The Fire Within the Forest: What Redwoods Reveal About Nature’s Code

Image showcasing how the wildfires help forge the next generation of redwoods.

Some stories in nature seem too poetic to be real—like fables written by evolution. The towering redwoods of California are one such story. Standing as giants among trees, they appear serene and invincible. But their stillness hides an ancient, ruthless logic—a deep lesson about the ways of nature.

In 2020, the wildfires that raged through California’s Big Basin Redwoods State Park painted a grim picture. Centuries-old trees, some with trunks as wide as small cars, were charred and stripped bare. Yet many of these same trees, seemingly lifeless, would survive. Not by miracle, but by design. Redwood trees, it turns out, don’t just survive fire—they use it.

The redwoods not only grow tall enough to attract lightning, but also possess an extraordinary resistance to fire. Like lightning rods on tall buildings, these traits reflect nature’s engineering at its finest: a co-evolved strategy where fire isn’t a threat, but an ally in the tree’s survival and regeneration.

The bark of a redwood contains high levels of tannins, natural flame retardants that protect it from intense heat. Unlike other trees that might succumb to flames, redwoods often remain standing, scarred but alive. Their cones—serotinous by design—only open under the intense heat of fire, releasing seeds into a forest floor freshly cleared of competition. Fires not only remove underbrush but enrich the soil with ash and nutrients, creating optimal conditions for germination.
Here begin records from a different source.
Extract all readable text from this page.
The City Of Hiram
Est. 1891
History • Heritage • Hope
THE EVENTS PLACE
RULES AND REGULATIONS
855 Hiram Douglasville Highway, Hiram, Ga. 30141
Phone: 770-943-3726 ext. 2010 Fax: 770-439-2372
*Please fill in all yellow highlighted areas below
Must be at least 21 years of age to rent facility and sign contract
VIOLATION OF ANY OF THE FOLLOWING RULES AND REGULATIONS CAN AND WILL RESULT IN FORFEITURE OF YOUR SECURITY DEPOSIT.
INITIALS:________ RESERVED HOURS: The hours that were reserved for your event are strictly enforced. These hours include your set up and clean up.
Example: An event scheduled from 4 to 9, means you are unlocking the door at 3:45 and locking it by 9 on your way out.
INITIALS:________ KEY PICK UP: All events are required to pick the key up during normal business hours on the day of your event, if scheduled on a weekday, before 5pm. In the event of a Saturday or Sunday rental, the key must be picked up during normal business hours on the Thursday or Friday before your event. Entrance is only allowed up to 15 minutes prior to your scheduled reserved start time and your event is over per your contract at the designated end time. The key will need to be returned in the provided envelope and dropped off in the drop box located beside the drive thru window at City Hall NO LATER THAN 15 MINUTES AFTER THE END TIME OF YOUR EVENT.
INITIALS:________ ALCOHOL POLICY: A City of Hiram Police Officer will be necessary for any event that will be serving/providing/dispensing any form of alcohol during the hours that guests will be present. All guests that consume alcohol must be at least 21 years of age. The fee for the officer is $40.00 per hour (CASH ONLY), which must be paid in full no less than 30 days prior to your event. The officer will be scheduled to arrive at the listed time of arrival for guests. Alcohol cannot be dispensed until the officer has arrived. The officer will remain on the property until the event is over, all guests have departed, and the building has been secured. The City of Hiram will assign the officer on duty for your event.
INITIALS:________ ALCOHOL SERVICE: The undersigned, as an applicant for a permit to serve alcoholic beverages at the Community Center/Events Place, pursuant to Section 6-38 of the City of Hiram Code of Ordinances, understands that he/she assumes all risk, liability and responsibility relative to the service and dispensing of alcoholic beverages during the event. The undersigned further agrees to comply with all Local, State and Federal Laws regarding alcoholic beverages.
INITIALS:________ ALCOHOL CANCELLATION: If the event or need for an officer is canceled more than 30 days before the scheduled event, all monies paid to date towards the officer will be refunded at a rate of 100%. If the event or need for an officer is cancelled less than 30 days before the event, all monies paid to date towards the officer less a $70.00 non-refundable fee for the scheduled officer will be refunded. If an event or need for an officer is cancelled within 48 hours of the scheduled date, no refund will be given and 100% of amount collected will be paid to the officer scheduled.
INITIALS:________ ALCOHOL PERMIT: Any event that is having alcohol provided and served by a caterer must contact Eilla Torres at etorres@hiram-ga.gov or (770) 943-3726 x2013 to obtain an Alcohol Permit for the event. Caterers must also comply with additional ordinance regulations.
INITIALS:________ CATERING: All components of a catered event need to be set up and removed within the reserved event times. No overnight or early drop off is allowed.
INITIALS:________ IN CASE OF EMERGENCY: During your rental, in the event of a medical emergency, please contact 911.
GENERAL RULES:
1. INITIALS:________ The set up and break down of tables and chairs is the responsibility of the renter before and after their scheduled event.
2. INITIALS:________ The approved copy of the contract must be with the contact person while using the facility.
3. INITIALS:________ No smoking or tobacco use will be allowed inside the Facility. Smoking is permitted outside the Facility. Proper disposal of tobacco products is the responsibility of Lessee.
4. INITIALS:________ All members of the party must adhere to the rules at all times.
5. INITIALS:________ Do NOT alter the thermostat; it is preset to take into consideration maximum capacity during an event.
A literal definition of being ‘forged in fire.’

The serotinous cones of a Banksia tree opened by the Peat Fire in Cape Conran Coastal Park, Victoria. (DOI/Neal Herbert)

Fire, for the redwood, is not an ending. It’s an opening.

But perhaps the most astonishing detail emerged in a paper published in Nature Plants following the 2020 fires. Researchers discovered that even completely defoliated redwoods could rebound. They did so by drawing on energy reserves—sugars created by photosynthesis decades ago. These reserves fueled the growth of dormant buds, some of which had been lying quietly under bark for over a century, waiting for a cue like this. The phenomenon is known as Epicormic growth. Epicormic growth is the development of shoots from dormant buds beneath the bark of a tree or plant, often triggered by stress or damage. 

Epicormic growth 2 years after the CZU fire in Big Basin Redwoods State Park

This might sound awe-inspiring, and it is—but it is not benevolence. It’s strategy. The redwoods are not noble survivors; they are ruthless ones. Their entire structure, from bark to bud, is a system designed not just to endure fire but to leverage it for dominance.

In this, they echo the lesson we once explored with cuckoo birds—those parasitic strategists that plant their young in the nests of unsuspecting hosts. Like the redwoods, they too reveal that evolution has no moral compass. It selects what survives, not what seems fair. Nature doesn’t ask what should be done. It simply reinforces what works.

And yet, this story isn’t a celebration of destruction. It’s also a warning. The redwoods evolved with fire, yes—but with fire of a certain kind. Historically, these forests experienced low to moderate intensity burns, often sparked naturally and spaced out over decades. Today, with the human fingerprint heavy on the climate, we’re seeing more intense, more frequent fires—pushed by droughts, temperature rise, and altered landscapes.

Redwoods are resilient, but even resilience has a threshold. Fires that once cleared underbrush now scorch entire root systems. Seedlings once given an open forest floor must now contend with unstable post-fire landscapes. Survival, even for the mighty redwood, is no longer guaranteed.

So, what do these trees teach us? First, that survival often lies in counterintuitive strategies. And second, that even the most robust systems have limits when pushed too far. Nature is neither kind nor cruel—it is adaptive. But it is not immune to the consequences of imbalance.

In the story of redwoods and fire, we see nature’s complexity at its best—but we’re also reminded that when we disrupt the balance, we risk tipping even the most ancient survivors into decline. Understanding nature’s logic is not just about marveling at its design; it’s about recognizing our role in the new story being written.

And that, perhaps, is where the morality comes in—not in nature, but in us.